Foreigners from some Commonwealth countries are not required to obtain visas for entering Zambia except in cases where the Zambian government has directed otherwise.

Visas Required

Foreigners from most Commonwealth and European Union countries, as well as the United States, are required to obtain visas for entering Zambia.

Please visit http://www.zambiaimmigration.gov.zm for a full list of nationalities which require visas for entry.

Climate

Climate guide

Zambia has a tropical climate and is distinguished by three distinct seasons: the dry season (May to August), when temperatures drop at night, but the landscape is green and lush; the hot season (September to November), the best time to see wildlife as flora is sparse; and the wet season (December to April) which is ideal for bird-watching.

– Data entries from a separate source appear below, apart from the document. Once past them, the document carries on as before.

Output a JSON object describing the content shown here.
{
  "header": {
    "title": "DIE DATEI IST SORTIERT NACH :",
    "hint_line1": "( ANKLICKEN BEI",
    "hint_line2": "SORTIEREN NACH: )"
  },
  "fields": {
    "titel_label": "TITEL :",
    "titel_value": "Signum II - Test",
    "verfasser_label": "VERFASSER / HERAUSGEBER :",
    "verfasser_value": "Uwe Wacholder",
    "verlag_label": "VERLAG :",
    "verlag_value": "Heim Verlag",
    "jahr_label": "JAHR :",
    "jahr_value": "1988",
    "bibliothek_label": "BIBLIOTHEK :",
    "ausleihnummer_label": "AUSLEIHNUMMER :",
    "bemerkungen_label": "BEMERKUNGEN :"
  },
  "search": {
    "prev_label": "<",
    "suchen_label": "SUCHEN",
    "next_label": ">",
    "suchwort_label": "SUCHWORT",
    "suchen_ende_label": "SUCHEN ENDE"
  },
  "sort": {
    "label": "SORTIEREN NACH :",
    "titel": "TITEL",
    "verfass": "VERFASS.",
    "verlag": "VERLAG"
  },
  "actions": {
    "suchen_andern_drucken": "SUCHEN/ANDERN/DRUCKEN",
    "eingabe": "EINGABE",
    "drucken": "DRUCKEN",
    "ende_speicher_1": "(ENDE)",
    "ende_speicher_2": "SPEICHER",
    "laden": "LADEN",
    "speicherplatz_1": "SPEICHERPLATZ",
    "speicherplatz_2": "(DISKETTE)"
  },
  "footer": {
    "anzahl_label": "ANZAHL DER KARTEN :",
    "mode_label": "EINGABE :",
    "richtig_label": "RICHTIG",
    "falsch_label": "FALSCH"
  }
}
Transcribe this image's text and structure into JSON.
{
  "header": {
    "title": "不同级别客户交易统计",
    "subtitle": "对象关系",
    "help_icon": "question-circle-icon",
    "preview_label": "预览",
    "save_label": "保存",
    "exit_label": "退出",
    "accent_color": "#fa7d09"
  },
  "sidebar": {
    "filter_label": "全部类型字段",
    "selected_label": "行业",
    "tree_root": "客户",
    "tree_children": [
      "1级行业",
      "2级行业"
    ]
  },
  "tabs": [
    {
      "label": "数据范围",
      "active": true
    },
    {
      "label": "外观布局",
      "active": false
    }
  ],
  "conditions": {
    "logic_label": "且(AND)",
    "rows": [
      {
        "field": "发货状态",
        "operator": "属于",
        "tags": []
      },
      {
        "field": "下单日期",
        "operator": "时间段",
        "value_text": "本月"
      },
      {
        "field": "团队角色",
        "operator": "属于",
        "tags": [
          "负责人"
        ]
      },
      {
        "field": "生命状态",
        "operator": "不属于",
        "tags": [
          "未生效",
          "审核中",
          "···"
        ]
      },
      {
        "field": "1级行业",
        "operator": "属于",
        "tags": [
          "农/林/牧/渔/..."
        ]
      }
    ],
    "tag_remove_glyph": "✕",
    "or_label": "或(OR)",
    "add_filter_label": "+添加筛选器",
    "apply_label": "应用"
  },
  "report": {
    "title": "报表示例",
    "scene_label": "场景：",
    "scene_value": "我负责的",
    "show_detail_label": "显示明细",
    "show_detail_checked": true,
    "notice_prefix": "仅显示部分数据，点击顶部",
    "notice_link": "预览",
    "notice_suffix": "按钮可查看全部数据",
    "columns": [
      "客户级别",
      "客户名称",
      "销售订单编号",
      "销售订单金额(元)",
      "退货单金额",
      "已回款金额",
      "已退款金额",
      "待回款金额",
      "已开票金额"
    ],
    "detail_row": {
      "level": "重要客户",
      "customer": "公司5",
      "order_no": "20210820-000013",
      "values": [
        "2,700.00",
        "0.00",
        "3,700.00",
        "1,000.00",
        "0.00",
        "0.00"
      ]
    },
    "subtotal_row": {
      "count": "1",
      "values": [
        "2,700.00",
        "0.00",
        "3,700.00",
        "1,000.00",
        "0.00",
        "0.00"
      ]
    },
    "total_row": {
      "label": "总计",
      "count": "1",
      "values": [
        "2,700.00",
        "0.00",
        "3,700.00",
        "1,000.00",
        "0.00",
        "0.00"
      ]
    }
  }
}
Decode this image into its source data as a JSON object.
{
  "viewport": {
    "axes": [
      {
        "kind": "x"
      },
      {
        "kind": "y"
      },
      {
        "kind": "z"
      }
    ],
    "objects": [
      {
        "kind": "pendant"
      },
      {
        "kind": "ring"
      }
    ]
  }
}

October is the hottest month and temperatures can reach over 40°C. During the dry season temperatures range from 6-24ºC while the wet season is much hotter, averaging 25-35ºC. Due to an abundance of water after the rainy season, wildlife is scattered. This time is also known as the Emerald Season because vegetation is lush, green and beautiful, but obscures game viewing.

Weather Zambia

Health

Malaria

Safaris camps in Zambia are situated in malaria-risk areas; please consult your medical practitioner regarding any anti-malarials. Please check with your health department/travel clinic prior to departure, in the event there have been changes in the health regulations of the country you are visiting.